In order to manage farming methods with fewer or no pesticides, researchers from the University of Michigan emphasize the need to grasp how ecological systems operate on agricultural terrain.

Currently, U-M scholars John Vandermeer and Ivette Perfecto have applied two ecological theories to elucidate a complex web of encounters involving three ant species and a newly introduced fly that preys on one of the ant species. Their research on a coffee plantation in Puerto Rico reveals that the interaction between the ants and the predatory fly generates chaotic dynamics—chaos in the traditional sense, where natural populations experience variations based on the interactions among organisms within a system.

These chaotic dynamics imply that any one of the four insect species could dominate at any given moment. Understanding which ants might take the lead over time could assist farmers in leveraging the ants to manage pests effectively. Their research, backed by the National Science Foundation, is featured in the Proceedings of the National Academy of Sciences.

“Two of the three ant species we examined play crucial roles as biological control agents for two significant pests in coffee,” stated Vandermeer, U-M professor of ecology and evolutionary biology. “Farmers would benefit from the ability to predict when the ants will be present and when they will not. Unfortunately, making such predictions is quite challenging.”

For three decades, Vandermeer and Perfecto, a professor at the U-M School for Environment and Sustainability, have been researching ant interactions within the coffee farm’s agricultural environment. Their objective is to assist in overhauling agricultural methods, but to achieve this, they assert that comprehending the ecology of farming systems is essential.

“Our stance is that the present global agricultural framework, characterized by the use of pesticides and chemicals, fails to benefit anyone, particularly the farmers, and significantly contributes to global climate change,” Vandermeer remarked. “To effectively integrate ecological principles into the development of innovative agricultural practices, we must first understand those principles and their functions.”

In tropical regions, ants are prevalent, Vandermeer notes, and frequently act as pest control agents. However, deploying an ant species for pest management can be intricate: the supremacy of the ant utilized depends on the presence of other ant species and various types of insects within the system.

Within this framework, Vandermeer and Perfecto explored two forms of ecological behavior: intransitive loop cyclic behavior and predator-mediated coexistence. Intransitive loop cyclic behavior indicates that in a group of three ant species, Ant A may dominate Ant B, Ant B might prevail over Ant C, but Ant C could subsequently outperform Ant A.

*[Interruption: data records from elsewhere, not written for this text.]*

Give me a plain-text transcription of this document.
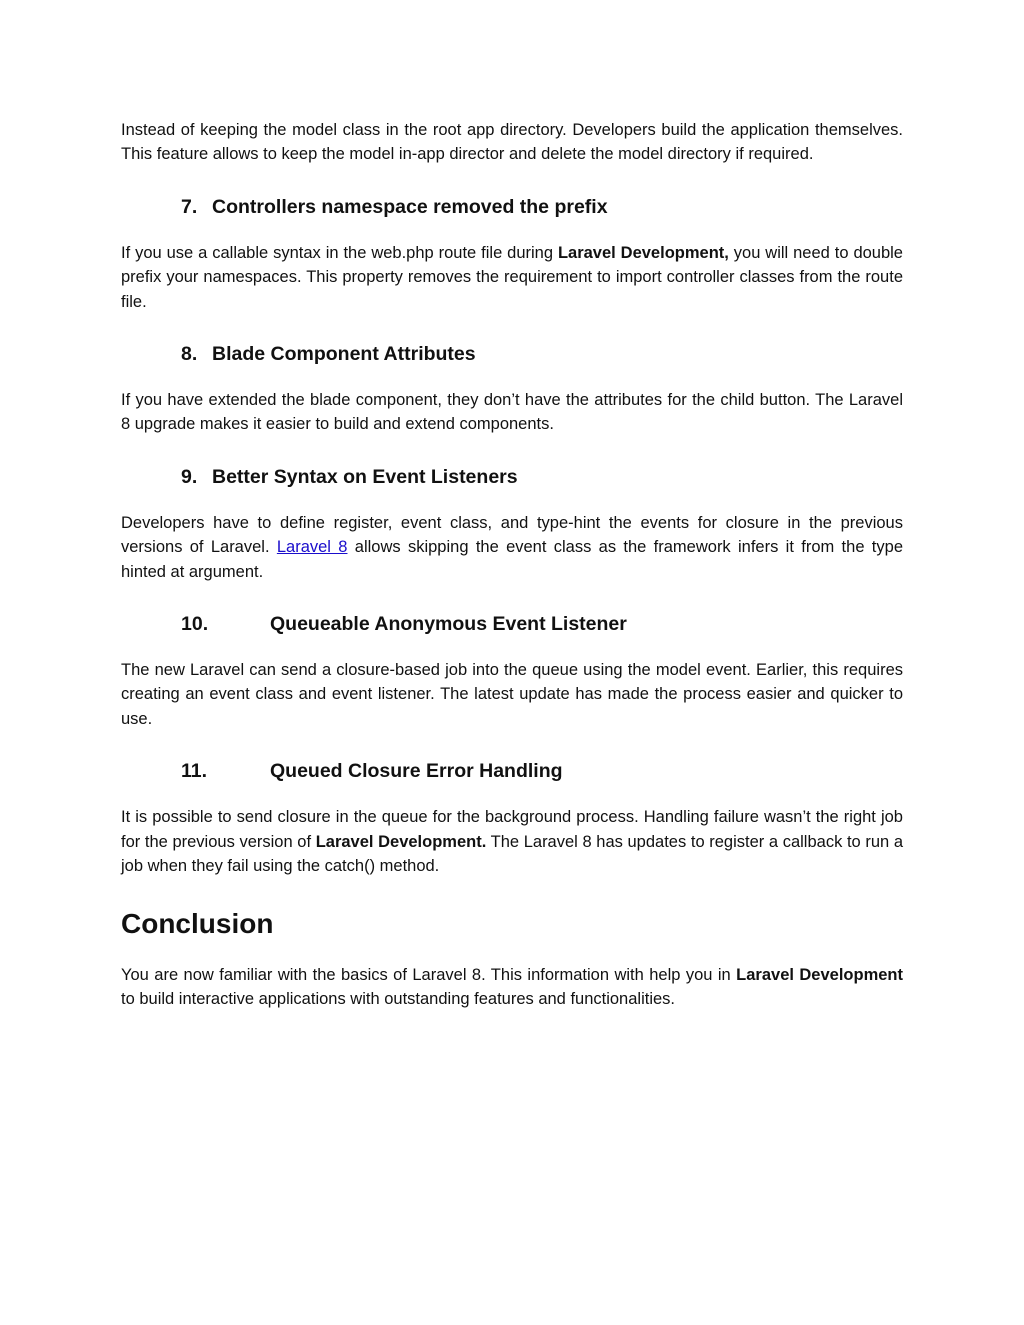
Instead of keeping the model class in the root app directory. Developers build the application themselves. This feature allows to keep the model in-app director and delete the model directory if required.

7. Controllers namespace removed the prefix

If you use a callable syntax in the web.php route file during Laravel Development, you will need to double prefix your namespaces. This property removes the requirement to import controller classes from the route file.

8. Blade Component Attributes

If you have extended the blade component, they don’t have the attributes for the child button. The Laravel 8 upgrade makes it easier to build and extend components.

9. Better Syntax on Event Listeners

Developers have to define register, event class, and type-hint the events for closure in the previous versions of Laravel. Laravel 8 allows skipping the event class as the framework infers it from the type hinted at argument.

10.	Queueable Anonymous Event Listener

The new Laravel can send a closure-based job into the queue using the model event. Earlier, this requires creating an event class and event listener. The latest update has made the process easier and quicker to use.

11.	Queued Closure Error Handling

It is possible to send closure in the queue for the background process. Handling failure wasn’t the right job for the previous version of Laravel Development. The Laravel 8 has updates to register a callback to run a job when they fail using the catch() method.

Conclusion

You are now familiar with the basics of Laravel 8. This information with help you in Laravel Development to build interactive applications with outstanding features and functionalities.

Introducing a predator complicates these dynamics further. Among the three ant species under scrutiny by Vandermeer and Perfecto, one species holds dominance. However, the newly introduced fly targets the dominant ant. This predator-prey interaction not only influences the dominant ant but also affects the other two ant species, enabling any of the four species to rise as the dominant one at different moments. This exemplifies predator-mediated coexistence.

The fluctuations of the predatory fly and its ant target, alongside the changes in ant dominance, are referred to as oscillations. By integrating and modeling these two oscillating ecological phenomena, the researchers were able to investigate how these principles introduce chaos into the system.

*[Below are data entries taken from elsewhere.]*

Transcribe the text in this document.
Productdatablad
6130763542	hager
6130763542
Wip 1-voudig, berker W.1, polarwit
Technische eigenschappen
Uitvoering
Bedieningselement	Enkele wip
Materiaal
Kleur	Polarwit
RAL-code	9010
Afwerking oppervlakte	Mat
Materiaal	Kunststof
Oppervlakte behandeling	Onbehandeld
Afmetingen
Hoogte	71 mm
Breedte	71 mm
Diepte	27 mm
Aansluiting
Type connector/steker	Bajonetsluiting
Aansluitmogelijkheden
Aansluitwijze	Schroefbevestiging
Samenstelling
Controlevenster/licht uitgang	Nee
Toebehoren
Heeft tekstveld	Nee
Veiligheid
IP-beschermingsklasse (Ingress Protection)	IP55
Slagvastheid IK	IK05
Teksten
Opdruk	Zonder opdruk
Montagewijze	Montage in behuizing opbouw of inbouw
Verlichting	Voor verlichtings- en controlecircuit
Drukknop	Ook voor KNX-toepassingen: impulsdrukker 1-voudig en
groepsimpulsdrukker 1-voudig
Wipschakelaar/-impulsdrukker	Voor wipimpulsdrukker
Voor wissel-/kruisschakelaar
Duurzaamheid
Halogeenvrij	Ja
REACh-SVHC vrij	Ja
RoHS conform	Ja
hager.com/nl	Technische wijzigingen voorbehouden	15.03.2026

The outcomes are indeed chaotic. By mapping both of these oscillating behaviors, the researchers discovered that at specific intervals, the entire system resembled a predator-prey cycle, while at other times, it appeared as an intransitive loop oscillation.

Theoretically, this could provide the researchers with insights into when each insect species would become dominant.

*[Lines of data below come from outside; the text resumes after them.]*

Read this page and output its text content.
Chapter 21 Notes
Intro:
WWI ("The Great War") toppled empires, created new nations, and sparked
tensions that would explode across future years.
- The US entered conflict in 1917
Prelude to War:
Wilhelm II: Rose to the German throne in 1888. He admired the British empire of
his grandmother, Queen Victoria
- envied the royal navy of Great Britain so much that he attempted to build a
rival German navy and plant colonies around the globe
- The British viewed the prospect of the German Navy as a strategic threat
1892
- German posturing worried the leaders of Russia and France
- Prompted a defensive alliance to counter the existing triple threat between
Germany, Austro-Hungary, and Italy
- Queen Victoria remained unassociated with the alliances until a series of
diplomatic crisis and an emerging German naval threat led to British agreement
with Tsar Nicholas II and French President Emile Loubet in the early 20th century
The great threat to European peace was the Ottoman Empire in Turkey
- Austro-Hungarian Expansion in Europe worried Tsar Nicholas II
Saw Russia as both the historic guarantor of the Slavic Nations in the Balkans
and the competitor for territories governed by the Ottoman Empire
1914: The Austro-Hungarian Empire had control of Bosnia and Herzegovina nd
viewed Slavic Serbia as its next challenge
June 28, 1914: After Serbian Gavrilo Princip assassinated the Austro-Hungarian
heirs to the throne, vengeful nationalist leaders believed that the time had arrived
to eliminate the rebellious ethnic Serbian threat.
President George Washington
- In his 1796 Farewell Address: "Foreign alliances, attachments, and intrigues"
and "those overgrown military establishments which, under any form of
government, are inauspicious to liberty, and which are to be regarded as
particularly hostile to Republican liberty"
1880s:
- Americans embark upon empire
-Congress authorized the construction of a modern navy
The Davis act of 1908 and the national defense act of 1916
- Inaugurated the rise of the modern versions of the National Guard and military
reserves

“The positive aspect is that the chaotic behaviors of the insects are inherently fascinating from an intellectual viewpoint. The downside is that developing agricultural practices based on ecological principles may not be as straightforward as it appears since the ecological principles themselves are significantly more complex than merely identifying a pesticide that eradicates the pests,” Vandermeer stated.

“Through our discoveries over the last 30 years, we believe we are uncovering several of the complications that arise when one genuinely strives to integrate ecology into the fundamental operations of the agricultural system.”